Description of the attraction
The Church of St. Roch is a Roman Catholic church located in Bialystok. Another name for the church is "Monument to the Restoration of Poland's Independence".
It was decided to build the church on a hill, on the site of a former Catholic cemetery, desecrated by the Russians during the January uprising. In 1926, a competition was announced in an architectural magazine for the design of the church. The editorial board received about 70 different proposals. The competition was won by the Polish architect Oskar Sosnowski.
Construction work began in 1927. By the beginning of the war, the church was not completed to the end, the walls and the roof were erected, but the builders did not have time to start the internal work. In September 1939, Oskar Sosnovsky died, the construction work, which lasted until 1945, was continued by the architect Stanislav Bukowski.
The monumental building in the modernist style was built using a new material - reinforced concrete, as well as using new technologies, without which it would have been impossible to achieve the effect of spaciousness and lightness of the interior.
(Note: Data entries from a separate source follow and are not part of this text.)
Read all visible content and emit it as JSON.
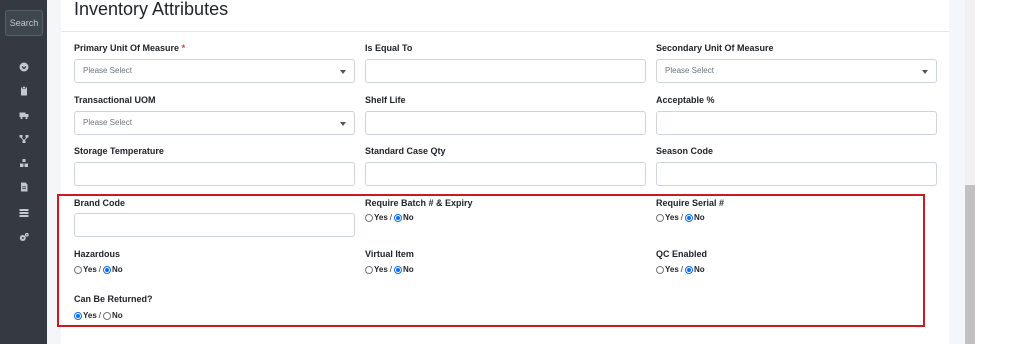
{
  "sidebar": {
    "search_label": "Search",
    "icons": [
      "dashboard-icon",
      "clipboard-icon",
      "truck-icon",
      "sitemap-icon",
      "warehouse-icon",
      "document-icon",
      "list-icon",
      "settings-icon"
    ]
  },
  "section": {
    "title": "Inventory Attributes"
  },
  "fields": {
    "primary_uom": {
      "label": "Primary Unit Of Measure",
      "required_mark": "*",
      "placeholder": "Please Select"
    },
    "is_equal_to": {
      "label": "Is Equal To",
      "value": ""
    },
    "secondary_uom": {
      "label": "Secondary Unit Of Measure",
      "placeholder": "Please Select"
    },
    "transactional_uom": {
      "label": "Transactional UOM",
      "placeholder": "Please Select"
    },
    "shelf_life": {
      "label": "Shelf Life",
      "value": ""
    },
    "acceptable_pct": {
      "label": "Acceptable %",
      "value": ""
    },
    "storage_temperature": {
      "label": "Storage Temperature",
      "value": ""
    },
    "standard_case_qty": {
      "label": "Standard Case Qty",
      "value": ""
    },
    "season_code": {
      "label": "Season Code",
      "value": ""
    },
    "brand_code": {
      "label": "Brand Code",
      "value": ""
    },
    "require_batch_expiry": {
      "label": "Require Batch # & Expiry",
      "selected": "No"
    },
    "require_serial": {
      "label": "Require Serial #",
      "selected": "No"
    },
    "hazardous": {
      "label": "Hazardous",
      "selected": "No"
    },
    "virtual_item": {
      "label": "Virtual Item",
      "selected": "No"
    },
    "qc_enabled": {
      "label": "QC Enabled",
      "selected": "No"
    },
    "can_be_returned": {
      "label": "Can Be Returned?",
      "selected": "Yes"
    }
  },
  "radio_options": {
    "yes": "Yes",
    "no": "No",
    "separator": "/"
  },
  "colors": {
    "sidebar_bg": "#343a40",
    "highlight_border": "#c91a1f",
    "radio_accent": "#0d6efd",
    "required": "#dc3545"
  }
}
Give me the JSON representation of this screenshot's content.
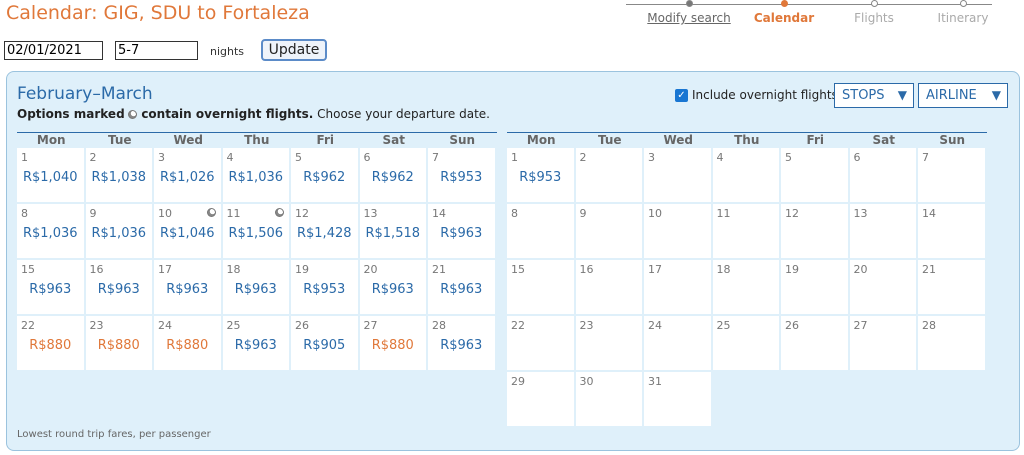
{
  "header": {
    "title": "Calendar: GIG, SDU to Fortaleza"
  },
  "progress": [
    {
      "label": "Modify search",
      "state": "link"
    },
    {
      "label": "Calendar",
      "state": "active"
    },
    {
      "label": "Flights",
      "state": "future"
    },
    {
      "label": "Itinerary",
      "state": "future"
    }
  ],
  "search": {
    "date": "02/01/2021",
    "nights": "5-7",
    "nights_label": "nights",
    "update_label": "Update"
  },
  "calendar": {
    "title": "February–March",
    "note_bold_a": "Options marked",
    "note_bold_b": "contain overnight flights.",
    "note_rest": "Choose your departure date.",
    "overnight_label": "Include overnight flights",
    "overnight_checked": true,
    "stops_label": "STOPS",
    "airline_label": "AIRLINE",
    "weekdays": [
      "Mon",
      "Tue",
      "Wed",
      "Thu",
      "Fri",
      "Sat",
      "Sun"
    ],
    "footer": "Lowest round trip fares, per passenger",
    "colors": {
      "accent": "#e0783a",
      "price": "#2b6aa8",
      "panel": "#dff0fa"
    },
    "february": [
      {
        "day": "1",
        "price": "R$1,040"
      },
      {
        "day": "2",
        "price": "R$1,038"
      },
      {
        "day": "3",
        "price": "R$1,026"
      },
      {
        "day": "4",
        "price": "R$1,036"
      },
      {
        "day": "5",
        "price": "R$962"
      },
      {
        "day": "6",
        "price": "R$962"
      },
      {
        "day": "7",
        "price": "R$953"
      },
      {
        "day": "8",
        "price": "R$1,036"
      },
      {
        "day": "9",
        "price": "R$1,036"
      },
      {
        "day": "10",
        "price": "R$1,046",
        "overnight": true
      },
      {
        "day": "11",
        "price": "R$1,506",
        "overnight": true
      },
      {
        "day": "12",
        "price": "R$1,428"
      },
      {
        "day": "13",
        "price": "R$1,518"
      },
      {
        "day": "14",
        "price": "R$963"
      },
      {
        "day": "15",
        "price": "R$963"
      },
      {
        "day": "16",
        "price": "R$963"
      },
      {
        "day": "17",
        "price": "R$963"
      },
      {
        "day": "18",
        "price": "R$963"
      },
      {
        "day": "19",
        "price": "R$953"
      },
      {
        "day": "20",
        "price": "R$963"
      },
      {
        "day": "21",
        "price": "R$963"
      },
      {
        "day": "22",
        "price": "R$880",
        "lowest": true
      },
      {
        "day": "23",
        "price": "R$880",
        "lowest": true
      },
      {
        "day": "24",
        "price": "R$880",
        "lowest": true
      },
      {
        "day": "25",
        "price": "R$963"
      },
      {
        "day": "26",
        "price": "R$905"
      },
      {
        "day": "27",
        "price": "R$880",
        "lowest": true
      },
      {
        "day": "28",
        "price": "R$963"
      }
    ],
    "march": [
      {
        "day": "1",
        "price": "R$953"
      },
      {
        "day": "2"
      },
      {
        "day": "3"
      },
      {
        "day": "4"
      },
      {
        "day": "5"
      },
      {
        "day": "6"
      },
      {
        "day": "7"
      },
      {
        "day": "8"
      },
      {
        "day": "9"
      },
      {
        "day": "10"
      },
      {
        "day": "11"
      },
      {
        "day": "12"
      },
      {
        "day": "13"
      },
      {
        "day": "14"
      },
      {
        "day": "15"
      },
      {
        "day": "16"
      },
      {
        "day": "17"
      },
      {
        "day": "18"
      },
      {
        "day": "19"
      },
      {
        "day": "20"
      },
      {
        "day": "21"
      },
      {
        "day": "22"
      },
      {
        "day": "23"
      },
      {
        "day": "24"
      },
      {
        "day": "25"
      },
      {
        "day": "26"
      },
      {
        "day": "27"
      },
      {
        "day": "28"
      },
      {
        "day": "29"
      },
      {
        "day": "30"
      },
      {
        "day": "31"
      }
    ]
  }
}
The main altar was designed by Anthony Mastonia.
The church has an impressive 83-meter tower, on top of which there is a three-meter figure of the Virgin Mary. Next to the church there is a priest's house, built according to the project of Sosnovsky. During the Soviet occupation, the new authorities wanted to open a circus in the building, but the idea remained unrealized.
In January 2011, at the initiative of the parish priest, a memorial plaque was erected in the church in memory of the victims of the accident of the Polish Tu-154 that crashed near Smolensk.